И увидел все ту же зеленую траву под лучами солнца, крошечную рябинку, коричневый муравейник, рыже-черных муравьев, снующих туда-сюда у его узкого входа и неровными колоннами уходящих по траве через тропинку.
Отец стоял у меня за спиной. Я не обернулся. Я слышал его молчание. И это молчание было нестерпимым.
Охваченный отчаянием, я крепко зажмурился, мечтая никогда больше не видеть этих муравьев, эту траву, эту тропинку, этот солнечный свет…
Потом открыл глаза и с изумлением увидел, что трава съежилась и почернела, муравьи превратились в обугленные комочки, а муравейник полностью разрушен и превратился в безжизненную яму. И тропа передо мной, казалось, извивалась и кипела; она была похожа на разверстую рану, вспоровшую склон холма с каким-то странным треском и шелестом. И тут я заметил нечто, стоявшее прямо передо мной, изогнутое и почерневшее. Моя левая рука, все еще простертая вперед, вздрогнула и застыла. Я стиснул пальцы в кулак, потом обеими руками закрыл лицо и закричал:
– Остановите это! Остановите!
И тут же почувствовал на плечах руки отца. Он прижал меня к себе.
– Ну-ну, – сказал он, – успокойся. Дело сделано, Оррек. И сделал это ты. – Я чувствовал: он тоже дрожит и слегка задыхается.
Когда я отнял руки от лица, то сразу же отвернулся – я был в ужасе от увиденного. Склон перед нами выглядел так, словно по нему прошел огненный ураган, это была уничтоженная, изуродованная, мертвая земля. Лишь кое-где можно было разглядеть некрупные камни. А та рябинка превратилась в изуродованный черный пенек.

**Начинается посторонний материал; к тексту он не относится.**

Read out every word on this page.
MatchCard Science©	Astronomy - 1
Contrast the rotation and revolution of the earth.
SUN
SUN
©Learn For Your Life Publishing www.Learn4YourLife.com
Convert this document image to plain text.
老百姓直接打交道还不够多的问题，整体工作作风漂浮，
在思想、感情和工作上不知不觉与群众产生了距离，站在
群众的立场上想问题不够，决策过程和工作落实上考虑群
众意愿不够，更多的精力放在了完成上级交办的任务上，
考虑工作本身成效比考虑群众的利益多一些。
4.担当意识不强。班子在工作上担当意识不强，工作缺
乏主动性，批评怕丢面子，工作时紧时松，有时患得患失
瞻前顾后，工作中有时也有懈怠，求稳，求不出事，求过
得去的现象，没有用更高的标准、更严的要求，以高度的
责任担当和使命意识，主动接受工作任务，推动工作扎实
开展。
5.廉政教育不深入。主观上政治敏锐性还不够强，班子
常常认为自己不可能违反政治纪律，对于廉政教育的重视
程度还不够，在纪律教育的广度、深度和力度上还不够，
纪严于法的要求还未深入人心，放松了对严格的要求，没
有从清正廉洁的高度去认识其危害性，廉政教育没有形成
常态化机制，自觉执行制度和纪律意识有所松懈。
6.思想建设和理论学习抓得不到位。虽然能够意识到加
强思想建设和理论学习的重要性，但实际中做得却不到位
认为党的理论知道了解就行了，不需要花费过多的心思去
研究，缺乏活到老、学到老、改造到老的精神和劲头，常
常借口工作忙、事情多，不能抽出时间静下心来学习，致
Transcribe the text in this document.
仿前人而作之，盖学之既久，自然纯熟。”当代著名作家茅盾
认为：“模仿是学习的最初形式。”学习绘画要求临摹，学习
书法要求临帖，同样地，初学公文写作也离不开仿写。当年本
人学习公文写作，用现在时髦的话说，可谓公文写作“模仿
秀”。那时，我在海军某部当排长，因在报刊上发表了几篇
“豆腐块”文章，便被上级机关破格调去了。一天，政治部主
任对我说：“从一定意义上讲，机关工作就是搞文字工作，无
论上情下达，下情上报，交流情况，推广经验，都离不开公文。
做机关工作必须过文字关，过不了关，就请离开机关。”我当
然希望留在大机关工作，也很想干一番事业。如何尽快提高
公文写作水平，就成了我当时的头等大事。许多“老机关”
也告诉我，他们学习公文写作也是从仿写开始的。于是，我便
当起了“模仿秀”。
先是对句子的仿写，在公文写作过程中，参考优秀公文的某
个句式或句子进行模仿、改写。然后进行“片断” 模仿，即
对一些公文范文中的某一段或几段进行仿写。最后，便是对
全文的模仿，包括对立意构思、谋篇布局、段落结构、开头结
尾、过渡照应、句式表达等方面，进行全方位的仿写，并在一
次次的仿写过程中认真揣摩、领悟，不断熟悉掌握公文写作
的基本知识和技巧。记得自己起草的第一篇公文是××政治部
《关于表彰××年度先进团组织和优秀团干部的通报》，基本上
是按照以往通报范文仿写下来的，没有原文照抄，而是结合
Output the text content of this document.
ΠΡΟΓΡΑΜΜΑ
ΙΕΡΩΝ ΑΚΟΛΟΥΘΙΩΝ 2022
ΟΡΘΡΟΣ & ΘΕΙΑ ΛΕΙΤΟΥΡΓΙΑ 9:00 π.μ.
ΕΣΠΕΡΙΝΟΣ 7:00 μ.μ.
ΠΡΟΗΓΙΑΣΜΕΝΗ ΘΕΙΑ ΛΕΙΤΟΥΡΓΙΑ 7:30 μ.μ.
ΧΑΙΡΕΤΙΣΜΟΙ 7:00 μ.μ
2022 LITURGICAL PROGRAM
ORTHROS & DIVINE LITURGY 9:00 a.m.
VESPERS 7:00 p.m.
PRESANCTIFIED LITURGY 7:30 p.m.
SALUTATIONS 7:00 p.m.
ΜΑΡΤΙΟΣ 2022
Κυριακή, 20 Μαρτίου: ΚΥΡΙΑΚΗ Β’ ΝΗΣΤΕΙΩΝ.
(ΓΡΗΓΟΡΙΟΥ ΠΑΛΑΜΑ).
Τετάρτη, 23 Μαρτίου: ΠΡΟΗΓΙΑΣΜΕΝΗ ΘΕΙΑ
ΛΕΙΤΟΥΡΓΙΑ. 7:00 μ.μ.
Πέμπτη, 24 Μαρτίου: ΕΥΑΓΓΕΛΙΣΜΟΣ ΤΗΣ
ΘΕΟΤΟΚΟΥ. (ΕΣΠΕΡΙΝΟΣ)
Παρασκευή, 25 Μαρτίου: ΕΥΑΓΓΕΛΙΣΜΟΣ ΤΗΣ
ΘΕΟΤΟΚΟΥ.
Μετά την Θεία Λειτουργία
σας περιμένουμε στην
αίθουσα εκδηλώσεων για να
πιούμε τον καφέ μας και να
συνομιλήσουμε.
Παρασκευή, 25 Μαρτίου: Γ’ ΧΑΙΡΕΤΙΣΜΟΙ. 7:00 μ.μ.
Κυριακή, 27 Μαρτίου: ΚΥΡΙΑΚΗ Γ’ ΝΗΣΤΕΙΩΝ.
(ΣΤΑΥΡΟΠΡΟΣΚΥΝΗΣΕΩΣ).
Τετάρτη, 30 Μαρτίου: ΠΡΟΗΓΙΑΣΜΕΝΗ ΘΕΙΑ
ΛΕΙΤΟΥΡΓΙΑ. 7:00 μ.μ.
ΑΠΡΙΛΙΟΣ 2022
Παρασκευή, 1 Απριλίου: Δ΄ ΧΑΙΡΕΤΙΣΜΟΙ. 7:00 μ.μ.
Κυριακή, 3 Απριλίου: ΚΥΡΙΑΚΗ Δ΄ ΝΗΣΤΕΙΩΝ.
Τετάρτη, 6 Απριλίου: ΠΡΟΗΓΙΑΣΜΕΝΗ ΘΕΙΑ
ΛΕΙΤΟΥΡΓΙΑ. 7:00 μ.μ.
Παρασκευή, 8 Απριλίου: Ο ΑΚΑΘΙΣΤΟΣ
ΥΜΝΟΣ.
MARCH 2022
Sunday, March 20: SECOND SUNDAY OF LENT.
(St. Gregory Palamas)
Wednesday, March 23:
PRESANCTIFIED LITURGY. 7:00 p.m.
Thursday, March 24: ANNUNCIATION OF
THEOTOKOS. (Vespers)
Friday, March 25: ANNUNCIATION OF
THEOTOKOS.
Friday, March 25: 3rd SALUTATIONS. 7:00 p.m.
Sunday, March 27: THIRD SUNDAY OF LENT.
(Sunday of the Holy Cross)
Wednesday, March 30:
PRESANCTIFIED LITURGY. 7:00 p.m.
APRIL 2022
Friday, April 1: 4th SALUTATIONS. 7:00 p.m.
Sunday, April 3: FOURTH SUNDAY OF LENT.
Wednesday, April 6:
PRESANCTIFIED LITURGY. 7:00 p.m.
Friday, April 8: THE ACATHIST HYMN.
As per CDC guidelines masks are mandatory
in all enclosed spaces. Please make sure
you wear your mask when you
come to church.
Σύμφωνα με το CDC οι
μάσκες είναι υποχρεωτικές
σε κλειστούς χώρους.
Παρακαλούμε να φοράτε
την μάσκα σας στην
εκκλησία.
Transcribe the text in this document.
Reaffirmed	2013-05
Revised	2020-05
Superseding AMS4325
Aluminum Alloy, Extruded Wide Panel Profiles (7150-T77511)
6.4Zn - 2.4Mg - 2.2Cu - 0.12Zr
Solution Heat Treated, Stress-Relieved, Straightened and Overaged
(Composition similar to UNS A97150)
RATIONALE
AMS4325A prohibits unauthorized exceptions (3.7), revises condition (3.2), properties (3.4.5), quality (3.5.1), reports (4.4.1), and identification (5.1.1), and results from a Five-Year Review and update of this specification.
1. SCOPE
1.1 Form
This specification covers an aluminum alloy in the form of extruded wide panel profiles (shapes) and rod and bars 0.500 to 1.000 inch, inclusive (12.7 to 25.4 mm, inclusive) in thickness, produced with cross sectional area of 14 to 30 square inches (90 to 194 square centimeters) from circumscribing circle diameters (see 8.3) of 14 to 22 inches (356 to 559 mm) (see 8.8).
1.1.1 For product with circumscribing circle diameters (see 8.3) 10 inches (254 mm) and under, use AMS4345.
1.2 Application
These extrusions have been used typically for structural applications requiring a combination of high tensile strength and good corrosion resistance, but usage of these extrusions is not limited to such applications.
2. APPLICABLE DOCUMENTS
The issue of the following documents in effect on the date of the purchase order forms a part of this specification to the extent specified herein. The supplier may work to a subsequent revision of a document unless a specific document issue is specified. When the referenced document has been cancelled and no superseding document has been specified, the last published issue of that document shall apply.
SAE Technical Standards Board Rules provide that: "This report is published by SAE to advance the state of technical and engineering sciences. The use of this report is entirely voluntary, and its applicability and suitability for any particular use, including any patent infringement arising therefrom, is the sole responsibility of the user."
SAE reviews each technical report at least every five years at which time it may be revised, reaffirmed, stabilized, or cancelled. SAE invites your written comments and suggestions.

Я повернулся к отцу и спрятал лицо у него на груди.
– Я думал, это ты! Я думал, это ты! Ведь это ты стоял там!.. Ты… – задыхаясь, выкрикивал я.
– Где я стоял, сынок? – Канок говорил со мной очень нежно, прижимая меня к себе, как перепуганного жеребенка.
– Я же мог убить тебя!.. Но я не хотел, не хотел! Я не делал этого! То есть сделал, но не желая того! Как же мне теперь быть?
– Послушай, Оррек… Нет, ты послушай меня! Не бойся. Я больше не стану просить тебя…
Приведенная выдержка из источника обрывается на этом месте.